- Born: 1959 (age 66–67) Kanturk, County Cork, Ireland
- Education: Crawford Municipal College of Art and Design
- Known for: Sculpture, installation art
- Elected: Aosdána (1996)
- Website: mariefoley.com

= Marie Foley =

Irish sculptor and installation artist (born 1959)

Marie Foley (born October 1959) is an Irish artist, working in the disciplines of sculpture and installation art. She is a member of Ireland's academy of artists, Aosdána. Her work has won a number of awards.

==Early life and education==
Foley was born in Kanturk, County Cork, in October 1959. She studied at the Crawford Municipal College of Art and Design in the city of Cork. After graduation, she began teaching in a secondary school. In 1986, she won an Arts Council award which she used to attend Goldsmiths College in London.

She later enrolled in the Cardiff College of Art; where she secured an M.A. in Fine Arts, specialised in Sculpture, at Cardiff in 1987.

==Career and work==
Foley is chiefly known for her work, initially in sculpture and later also in installation art. She uses wood, porcelain, stone, glass and metal, including salvaged materials. Her work is influenced by early cultures including the Indigenous peoples of the Americas, Eskimo, and Druidic and how cultures interpret symbolism in nature.

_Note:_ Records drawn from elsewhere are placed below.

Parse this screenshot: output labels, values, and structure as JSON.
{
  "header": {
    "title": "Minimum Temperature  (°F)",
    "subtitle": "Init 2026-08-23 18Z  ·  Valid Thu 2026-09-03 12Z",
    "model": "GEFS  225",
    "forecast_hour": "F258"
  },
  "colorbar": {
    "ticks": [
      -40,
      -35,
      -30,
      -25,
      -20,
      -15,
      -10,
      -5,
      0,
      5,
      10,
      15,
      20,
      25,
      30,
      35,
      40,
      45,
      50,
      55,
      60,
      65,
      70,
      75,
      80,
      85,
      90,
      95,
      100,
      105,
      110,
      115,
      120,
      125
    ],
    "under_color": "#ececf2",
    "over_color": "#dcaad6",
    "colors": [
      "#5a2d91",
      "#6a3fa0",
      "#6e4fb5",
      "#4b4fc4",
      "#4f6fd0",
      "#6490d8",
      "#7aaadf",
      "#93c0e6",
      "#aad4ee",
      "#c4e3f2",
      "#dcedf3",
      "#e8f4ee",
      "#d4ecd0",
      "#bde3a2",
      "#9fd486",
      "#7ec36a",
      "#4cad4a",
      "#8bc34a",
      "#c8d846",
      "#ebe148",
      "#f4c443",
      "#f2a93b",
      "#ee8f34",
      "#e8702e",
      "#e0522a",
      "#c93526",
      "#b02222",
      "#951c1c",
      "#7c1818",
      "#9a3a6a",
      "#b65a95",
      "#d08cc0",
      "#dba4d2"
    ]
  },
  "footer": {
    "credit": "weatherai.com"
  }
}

Her work has been exhibited at a range of group and solo shows across a dozen or more countries. Among these were the first solo show of an Irish artist at the Irish Museum of Modern Art (IMMA), as well as Cork's Crawford Art Gallery and Dublin's Hugh Lane Gallery. In 1990, her works were organized into a touring exhibition by the Project Arts Centre.

==Recognition==
Foley was elected to Ireland's academy or affiliation of artists, Aosdána, in 1996. She has received support and recognition from the Arts Council, and has won multiple awards from other bodies.